By removing logistical and financial barriers that would have previously forced a person to go off-island for abortion care, Young says it represented significant progress toward more abortion access on the island. But it still presented logistical problems for some people and could be slowed down by mail delays. Young said there was recently a woman who didn’t have a physical mailing address or P.O. box, so the nurse practitioner drove from Rhode Island to deliver her pills.

When the new services are set up in July 2023, a person will be able to walk into the clinic, see a provider to get a prescription for the abortion pills and pick up the medication at a local pharmacy.

“So that waiting time for mail delivery to happen, it's now not necessary. So what it is, is more direct care,” Young said.

State Sen. Julian Cyr, who has long been advocating for more abortion access in the region, said the Supreme Court’s Dobbs decision to overturn Roe v. Wade was a catalyst for expanding reproductive health care in all parts of Massachusetts.

“The Dobbs decision has really forced us to look at abortion access in our own backyard. And there’s a real desire within the legislature, and the Baker Administration has joined with us, to make sure that we are providing abortion access to every region in the state,” he told CAI reporter Sam Houghton.

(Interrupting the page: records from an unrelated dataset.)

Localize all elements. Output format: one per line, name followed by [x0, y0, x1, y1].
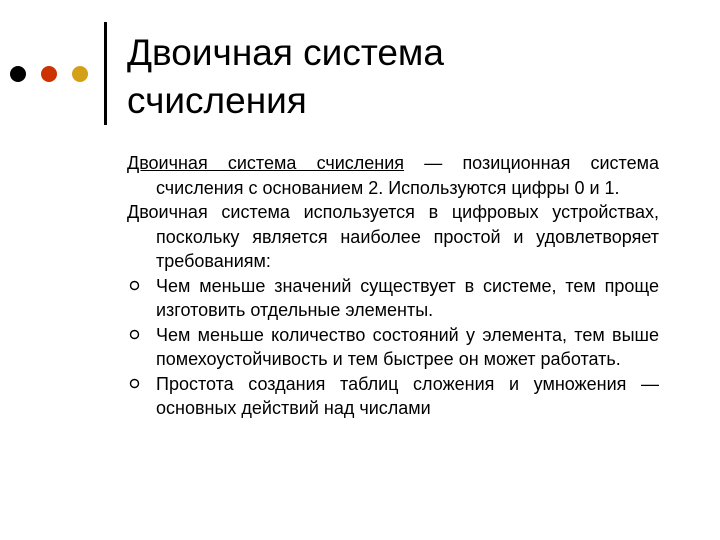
list-item — [127, 323, 659, 372]
term-link: Двоичная система счисления — [127, 153, 405, 173]
hollow-circle-icon — [129, 323, 140, 348]
slide-title — [127, 29, 687, 125]
title-line-1: Двоичная система — [127, 32, 444, 73]
title-line-2: счисления — [127, 80, 307, 121]
slide-body — [127, 151, 659, 421]
list-item — [127, 372, 659, 421]
list-item-text: Чем меньше значений существует в системе, тем проще изготовить отдельные элементы. — [156, 275, 659, 320]
dot-icon — [72, 66, 88, 82]
paragraph — [127, 200, 659, 274]
dot-icon — [10, 66, 26, 82]
list-item — [127, 274, 659, 323]
paragraph — [127, 151, 659, 200]
title-divider — [104, 22, 107, 125]
hollow-circle-icon — [129, 372, 140, 397]
dot-icon — [41, 66, 57, 82]
hollow-circle-icon — [129, 274, 140, 299]
list-item-text: Чем меньше количество состояний у элемента, тем выше помехоустойчивость и тем быстрее он может работать. — [156, 324, 659, 369]
list-item-text: Простота создания таблиц сложения и умножения — основных действий над числами — [156, 373, 659, 418]
paragraph-text: — позиционная система счисления с основанием 2. Используются цифры 0 и 1. — [156, 153, 659, 198]
paragraph-text: Двоичная система используется в цифровых устройствах, поскольку является наиболее простой и удовлетворяет требованиям: — [127, 202, 659, 271]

Young says that the ultimate goal is still to offer surgical abortion on the island as well so that women don’t have to travel far — if they can find affordable space and there is the political will.

“It's going to take a lot of funding and a lot of educating and a lot of creative space finding on Martha's Vineyard, which is next to impossible for many, many, many reasons.” she said. “But yes, we really want every opportunity available here. … So we're just quietly planning and waiting for all the right things to happen.”